Le dossier Raymond van Barneveld
L'homme qui a transformé les fléchettes en sport grand public dans un pays qui les pratiquait à peine. Ancien facteur de La Haye, Van Barneveld a remporté quatre titres mondiaux BDO en 1998, 1999, 2003 et 2005, est passé à la PDC en 2006, et a remporté la finale mondiale 2007 contre Phil Taylor 7-6 sur une manche en mort subite au Circus Tavern — un match toujours régulièrement élu le plus grand jamais joué, dans lequel il est revenu de 3-0 en sets. Cinq titres mondiaux en six finales le mettent à égalité avec Bristow et juste derrière Taylor chez les hommes. Il a ajouté le Grand Slam of Darts 2012 et la Premier League 2014 parmi plus de dix grands tournois télévisés. Son véritable héritage est national : les audiences télévisées néerlandaises pour ses matchs se comptaient en millions, la participation a explosé, et le vivier qu'il a ouvert a produit Michael van Gerwen, Jelle Klaasen, Danny Noppert et toute une génération pour qui devenir joueur de fléchettes professionnel était une ambition plausible.
Le dossier Trina Gulliver
La championne la plus titrée du jeu féminin et la joueuse la plus répétitivement dominante de cette liste après Taylor. Gulliver a remporté dix championnats du monde — les sept premiers consécutivement de 2001 à 2007, puis 2010, 2011 et 2013 — atteignant au moins douze finales mondiales au cours d'une carrière menée en parallèle de son métier de menuisière et charpentière.
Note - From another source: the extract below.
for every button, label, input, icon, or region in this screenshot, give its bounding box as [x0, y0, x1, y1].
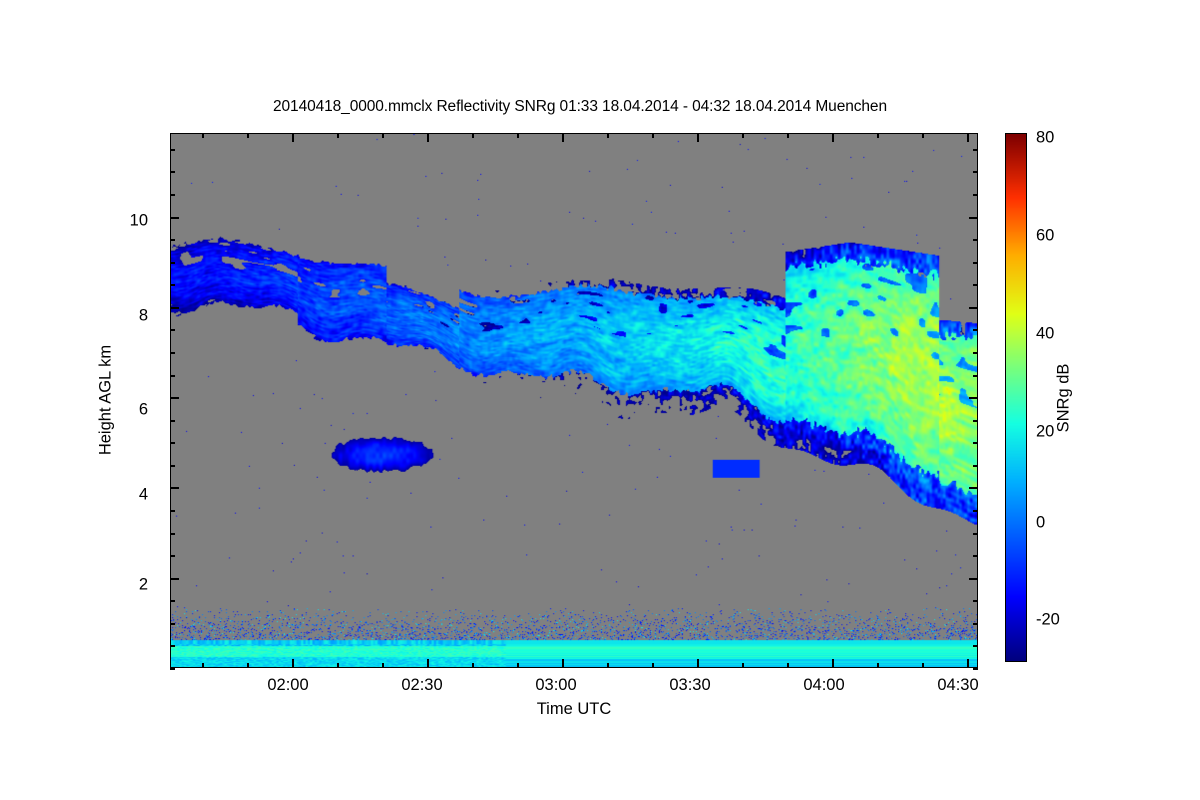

Elle a été la première championne du monde féminine lorsque la BDO a créé le titre en 2001 et a défini l'épreuve pendant plus d'une décennie, ajoutant une longue liste de titres au Winmau World Masters, au World Trophy et sur la scène internationale parmi plus de vingt championnats et grands tournois télévisés. Son importance ne tient pas qu'aux trophées : pendant la majeure partie de sa carrière, le jeu féminin n'avait presque pas de dotations, pas de télévision et aucune structure professionnelle, et elle a néanmoins soutenu un niveau de classe mondiale. Chaque percée ultérieure — Fallon Sherrock à Alexandra Palace, la PDC Women's Series, Beau Greaves — repose sur la visibilité qu'elle a créée.